Escalante vs. Zuckermann

Uno de los temas más interesantes y controvertidos en las discusiones públicas de los últimos años ha sido el que trata sobre las reformas electorales del 2007. Aunque el tema suena árido, en él se presentan disyuntivas y dilemas sobre cómo se entiende la libertad de expresión en nuestro país, y cómo se distingue de intereses comerciales particulares.

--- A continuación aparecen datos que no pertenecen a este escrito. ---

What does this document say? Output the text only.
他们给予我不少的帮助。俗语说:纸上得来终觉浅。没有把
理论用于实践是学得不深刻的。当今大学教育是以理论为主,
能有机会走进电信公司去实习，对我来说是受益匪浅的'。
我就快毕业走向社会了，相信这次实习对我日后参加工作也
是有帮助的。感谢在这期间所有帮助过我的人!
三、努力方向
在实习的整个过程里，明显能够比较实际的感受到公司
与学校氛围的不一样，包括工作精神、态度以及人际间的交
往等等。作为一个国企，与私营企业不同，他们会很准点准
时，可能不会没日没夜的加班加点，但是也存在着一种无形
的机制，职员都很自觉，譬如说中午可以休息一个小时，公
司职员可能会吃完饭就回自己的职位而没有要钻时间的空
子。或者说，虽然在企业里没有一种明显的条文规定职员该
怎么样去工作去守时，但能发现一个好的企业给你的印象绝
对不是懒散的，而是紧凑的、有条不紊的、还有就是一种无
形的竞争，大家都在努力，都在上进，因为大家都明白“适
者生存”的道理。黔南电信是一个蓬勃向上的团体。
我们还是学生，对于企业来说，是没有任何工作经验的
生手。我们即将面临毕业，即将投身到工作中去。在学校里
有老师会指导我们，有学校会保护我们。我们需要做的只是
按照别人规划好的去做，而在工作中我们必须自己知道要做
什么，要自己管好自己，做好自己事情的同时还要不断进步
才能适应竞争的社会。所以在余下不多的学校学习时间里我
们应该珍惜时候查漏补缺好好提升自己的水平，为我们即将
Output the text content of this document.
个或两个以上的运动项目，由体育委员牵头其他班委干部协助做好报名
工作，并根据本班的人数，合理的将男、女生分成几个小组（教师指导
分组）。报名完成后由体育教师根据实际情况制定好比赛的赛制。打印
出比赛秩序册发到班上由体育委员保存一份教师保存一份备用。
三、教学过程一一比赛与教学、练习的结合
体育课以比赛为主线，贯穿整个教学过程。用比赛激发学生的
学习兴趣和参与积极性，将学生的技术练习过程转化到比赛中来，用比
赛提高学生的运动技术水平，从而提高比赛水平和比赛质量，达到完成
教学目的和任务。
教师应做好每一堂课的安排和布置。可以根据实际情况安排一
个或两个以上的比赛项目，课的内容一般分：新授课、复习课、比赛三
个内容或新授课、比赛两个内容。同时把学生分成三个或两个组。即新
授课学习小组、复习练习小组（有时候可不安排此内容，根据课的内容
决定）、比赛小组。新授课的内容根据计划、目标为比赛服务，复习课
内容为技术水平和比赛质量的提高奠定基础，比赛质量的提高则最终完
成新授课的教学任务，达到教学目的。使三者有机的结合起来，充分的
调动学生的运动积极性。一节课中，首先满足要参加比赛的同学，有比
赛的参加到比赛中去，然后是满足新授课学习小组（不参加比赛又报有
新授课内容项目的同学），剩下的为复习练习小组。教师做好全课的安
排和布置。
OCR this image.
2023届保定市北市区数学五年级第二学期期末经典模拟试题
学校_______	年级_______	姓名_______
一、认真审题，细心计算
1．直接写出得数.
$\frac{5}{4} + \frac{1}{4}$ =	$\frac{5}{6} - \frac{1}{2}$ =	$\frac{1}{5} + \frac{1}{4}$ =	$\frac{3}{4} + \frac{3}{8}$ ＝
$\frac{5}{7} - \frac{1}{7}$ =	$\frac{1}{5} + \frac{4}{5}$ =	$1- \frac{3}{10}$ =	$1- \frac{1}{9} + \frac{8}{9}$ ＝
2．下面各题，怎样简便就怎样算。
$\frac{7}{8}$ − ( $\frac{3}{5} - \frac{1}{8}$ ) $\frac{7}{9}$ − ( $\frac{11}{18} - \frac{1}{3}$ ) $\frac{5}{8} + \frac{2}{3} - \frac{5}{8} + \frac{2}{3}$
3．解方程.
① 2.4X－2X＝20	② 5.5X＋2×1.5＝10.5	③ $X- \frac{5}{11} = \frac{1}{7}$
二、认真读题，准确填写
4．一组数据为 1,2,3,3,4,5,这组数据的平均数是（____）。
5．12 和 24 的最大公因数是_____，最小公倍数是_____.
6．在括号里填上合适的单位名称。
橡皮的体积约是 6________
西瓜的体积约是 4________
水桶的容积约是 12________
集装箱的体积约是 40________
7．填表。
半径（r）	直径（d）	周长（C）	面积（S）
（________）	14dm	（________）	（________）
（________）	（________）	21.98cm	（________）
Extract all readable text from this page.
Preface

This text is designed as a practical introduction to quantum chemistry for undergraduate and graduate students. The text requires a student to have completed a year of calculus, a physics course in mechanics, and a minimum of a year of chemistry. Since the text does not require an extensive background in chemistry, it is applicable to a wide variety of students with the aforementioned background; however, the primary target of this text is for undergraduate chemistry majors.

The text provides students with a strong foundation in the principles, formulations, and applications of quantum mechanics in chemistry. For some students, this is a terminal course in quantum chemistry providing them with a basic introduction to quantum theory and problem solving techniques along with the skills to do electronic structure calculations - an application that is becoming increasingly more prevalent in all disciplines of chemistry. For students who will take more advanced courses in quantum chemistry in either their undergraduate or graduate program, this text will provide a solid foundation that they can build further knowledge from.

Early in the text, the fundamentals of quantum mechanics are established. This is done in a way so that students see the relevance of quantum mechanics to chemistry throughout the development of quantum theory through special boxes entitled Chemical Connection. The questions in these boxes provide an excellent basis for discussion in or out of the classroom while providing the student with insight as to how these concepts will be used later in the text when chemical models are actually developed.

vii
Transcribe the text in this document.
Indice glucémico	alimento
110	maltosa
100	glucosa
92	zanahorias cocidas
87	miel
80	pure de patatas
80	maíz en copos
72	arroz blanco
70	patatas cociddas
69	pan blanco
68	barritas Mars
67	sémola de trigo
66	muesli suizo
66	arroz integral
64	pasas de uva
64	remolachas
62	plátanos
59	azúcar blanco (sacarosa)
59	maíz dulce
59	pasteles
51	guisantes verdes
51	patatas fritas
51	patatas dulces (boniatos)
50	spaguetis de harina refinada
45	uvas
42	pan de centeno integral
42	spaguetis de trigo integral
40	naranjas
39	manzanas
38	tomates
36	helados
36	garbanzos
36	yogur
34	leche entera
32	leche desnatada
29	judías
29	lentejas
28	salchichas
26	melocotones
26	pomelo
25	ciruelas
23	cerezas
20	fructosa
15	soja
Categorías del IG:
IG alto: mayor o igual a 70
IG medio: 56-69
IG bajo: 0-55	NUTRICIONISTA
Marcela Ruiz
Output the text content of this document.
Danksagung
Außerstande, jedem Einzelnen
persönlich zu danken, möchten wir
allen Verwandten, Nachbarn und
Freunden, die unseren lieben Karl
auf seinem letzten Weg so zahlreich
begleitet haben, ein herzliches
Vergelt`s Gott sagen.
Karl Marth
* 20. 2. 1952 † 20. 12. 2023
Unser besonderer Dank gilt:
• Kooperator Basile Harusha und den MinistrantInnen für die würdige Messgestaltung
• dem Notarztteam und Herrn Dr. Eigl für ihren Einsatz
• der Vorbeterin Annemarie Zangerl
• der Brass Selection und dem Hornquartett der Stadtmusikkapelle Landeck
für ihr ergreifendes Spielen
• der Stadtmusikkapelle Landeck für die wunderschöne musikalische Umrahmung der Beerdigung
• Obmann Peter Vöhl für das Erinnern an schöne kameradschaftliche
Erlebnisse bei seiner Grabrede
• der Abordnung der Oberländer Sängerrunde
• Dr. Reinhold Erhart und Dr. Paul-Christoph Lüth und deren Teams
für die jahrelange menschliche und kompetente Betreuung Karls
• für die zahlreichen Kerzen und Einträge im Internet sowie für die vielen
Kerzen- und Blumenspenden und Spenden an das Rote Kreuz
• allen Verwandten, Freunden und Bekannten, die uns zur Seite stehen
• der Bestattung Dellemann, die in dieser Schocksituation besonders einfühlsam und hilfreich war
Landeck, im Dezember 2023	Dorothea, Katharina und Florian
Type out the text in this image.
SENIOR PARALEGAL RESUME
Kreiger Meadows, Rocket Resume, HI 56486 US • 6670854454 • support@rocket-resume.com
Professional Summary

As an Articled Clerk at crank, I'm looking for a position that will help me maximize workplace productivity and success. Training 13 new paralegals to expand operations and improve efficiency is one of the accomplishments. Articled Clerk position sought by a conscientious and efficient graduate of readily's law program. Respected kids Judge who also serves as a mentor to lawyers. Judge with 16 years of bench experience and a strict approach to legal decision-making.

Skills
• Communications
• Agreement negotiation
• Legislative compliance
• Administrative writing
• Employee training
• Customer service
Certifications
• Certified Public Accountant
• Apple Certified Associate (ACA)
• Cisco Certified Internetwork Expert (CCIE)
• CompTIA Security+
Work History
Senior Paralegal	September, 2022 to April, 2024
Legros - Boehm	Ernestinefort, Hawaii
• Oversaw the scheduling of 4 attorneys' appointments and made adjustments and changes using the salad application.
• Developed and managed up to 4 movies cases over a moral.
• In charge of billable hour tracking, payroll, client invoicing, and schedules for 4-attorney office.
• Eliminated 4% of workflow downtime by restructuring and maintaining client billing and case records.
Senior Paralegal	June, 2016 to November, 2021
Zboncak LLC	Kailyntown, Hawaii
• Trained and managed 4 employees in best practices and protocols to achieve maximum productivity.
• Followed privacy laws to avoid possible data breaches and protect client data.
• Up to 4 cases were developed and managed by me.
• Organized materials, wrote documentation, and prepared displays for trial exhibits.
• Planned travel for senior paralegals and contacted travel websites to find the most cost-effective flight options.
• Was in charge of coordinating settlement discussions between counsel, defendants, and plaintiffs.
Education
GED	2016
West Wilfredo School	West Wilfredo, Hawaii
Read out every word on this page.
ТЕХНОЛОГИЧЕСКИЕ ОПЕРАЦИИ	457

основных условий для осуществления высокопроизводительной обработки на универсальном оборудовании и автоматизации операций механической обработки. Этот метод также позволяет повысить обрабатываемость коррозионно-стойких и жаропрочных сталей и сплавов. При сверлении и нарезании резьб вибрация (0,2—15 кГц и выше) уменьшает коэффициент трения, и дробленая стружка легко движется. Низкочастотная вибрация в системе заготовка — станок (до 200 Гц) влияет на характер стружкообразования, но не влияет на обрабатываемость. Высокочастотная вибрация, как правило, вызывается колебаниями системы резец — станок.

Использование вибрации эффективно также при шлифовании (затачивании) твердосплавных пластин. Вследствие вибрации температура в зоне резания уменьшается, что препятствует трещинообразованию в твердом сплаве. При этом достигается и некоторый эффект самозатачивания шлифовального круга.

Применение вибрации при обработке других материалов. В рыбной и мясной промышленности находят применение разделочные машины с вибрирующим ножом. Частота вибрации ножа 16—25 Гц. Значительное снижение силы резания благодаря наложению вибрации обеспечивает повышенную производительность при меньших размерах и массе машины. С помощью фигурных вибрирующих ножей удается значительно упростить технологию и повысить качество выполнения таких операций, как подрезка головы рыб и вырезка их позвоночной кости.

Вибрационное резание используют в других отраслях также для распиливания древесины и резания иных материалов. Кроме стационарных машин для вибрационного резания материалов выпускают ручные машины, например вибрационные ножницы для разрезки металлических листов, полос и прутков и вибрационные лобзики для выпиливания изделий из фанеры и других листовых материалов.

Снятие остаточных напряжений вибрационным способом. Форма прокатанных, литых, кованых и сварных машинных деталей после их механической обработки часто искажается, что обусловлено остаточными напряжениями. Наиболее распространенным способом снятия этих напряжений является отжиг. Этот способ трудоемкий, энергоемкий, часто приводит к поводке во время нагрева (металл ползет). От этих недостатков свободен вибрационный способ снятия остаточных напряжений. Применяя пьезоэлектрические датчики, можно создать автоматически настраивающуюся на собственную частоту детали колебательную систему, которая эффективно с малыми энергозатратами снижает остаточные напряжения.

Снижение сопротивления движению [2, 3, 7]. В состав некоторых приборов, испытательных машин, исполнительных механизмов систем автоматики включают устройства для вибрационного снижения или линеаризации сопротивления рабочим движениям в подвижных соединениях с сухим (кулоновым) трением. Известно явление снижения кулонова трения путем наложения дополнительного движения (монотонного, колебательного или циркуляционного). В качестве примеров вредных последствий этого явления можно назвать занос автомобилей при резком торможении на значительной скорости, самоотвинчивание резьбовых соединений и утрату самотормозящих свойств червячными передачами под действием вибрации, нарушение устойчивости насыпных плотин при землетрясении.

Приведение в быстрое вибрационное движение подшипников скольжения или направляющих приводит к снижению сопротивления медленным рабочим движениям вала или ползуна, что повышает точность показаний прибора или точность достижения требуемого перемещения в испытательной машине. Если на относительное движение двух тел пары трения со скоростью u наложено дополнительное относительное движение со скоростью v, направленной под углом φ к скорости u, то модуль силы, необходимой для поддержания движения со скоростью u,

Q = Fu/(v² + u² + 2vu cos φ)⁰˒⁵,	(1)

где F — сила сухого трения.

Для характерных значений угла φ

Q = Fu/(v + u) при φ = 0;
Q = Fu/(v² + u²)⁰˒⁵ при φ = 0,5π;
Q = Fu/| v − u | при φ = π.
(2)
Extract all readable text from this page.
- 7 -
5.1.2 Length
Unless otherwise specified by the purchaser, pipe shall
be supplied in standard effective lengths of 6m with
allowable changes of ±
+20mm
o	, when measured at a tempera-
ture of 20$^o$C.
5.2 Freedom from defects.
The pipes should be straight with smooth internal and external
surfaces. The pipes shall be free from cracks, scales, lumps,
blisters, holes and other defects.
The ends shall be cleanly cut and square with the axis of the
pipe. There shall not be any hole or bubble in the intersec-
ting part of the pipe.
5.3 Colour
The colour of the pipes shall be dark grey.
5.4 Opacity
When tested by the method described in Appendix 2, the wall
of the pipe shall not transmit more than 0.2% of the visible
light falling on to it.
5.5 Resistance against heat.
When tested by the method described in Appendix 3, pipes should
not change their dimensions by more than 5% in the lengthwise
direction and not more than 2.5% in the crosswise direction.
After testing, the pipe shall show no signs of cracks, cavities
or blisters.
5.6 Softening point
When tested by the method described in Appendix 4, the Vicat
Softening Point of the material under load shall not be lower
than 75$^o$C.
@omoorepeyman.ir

La última ronda de discusión dio inicio con la votación en la Suprema Corte de Justicia de la Nación, que resultó en un empate, para decidir si se discutía o no un juicio de amparo promovido por 15 personajes públicos en contra de una de las cláusulas de las nuevas leyes electorales que restringe la compra de espacios en medios de comunicación masivo a privados para influir en el proceso electoral.

En esta discusión ha sido particularmente sobresaliente un debate escrito entre el periodista Leo Zuckermann y el académico Fernando Escalante. Zuckermann defendiendo el amparo que él mismo firmó, escribió,

Nosotros pusimos sobre la mesa un amparo que toca varios temas torales de la democracia. Ha sido muy frustrante ver que la discusión de la demanda muchas veces se ha reducido a argumentos más de la forma legal que del fondo político. Me da la impresión de que muchos magistrados y ministros prefieren la comodidad de desechar una demanda con argumentos legaloides y puntillosos propios de un juez de barandilla.

A partir de este párrafo, Escalante entra a la discusión,

Me llama la atención que en un texto que quiere reivindicar “la democracia liberal” se trate con semejante desprecio los “argumentos legaloides y puntillosos”. Esos que hacen liberal a la democracia. Pero es bueno saber, que también de aquel lado, hay una idea sustantiva de la justicia, que puede prescindir de los detalles de forma y los argumentos legaliodes.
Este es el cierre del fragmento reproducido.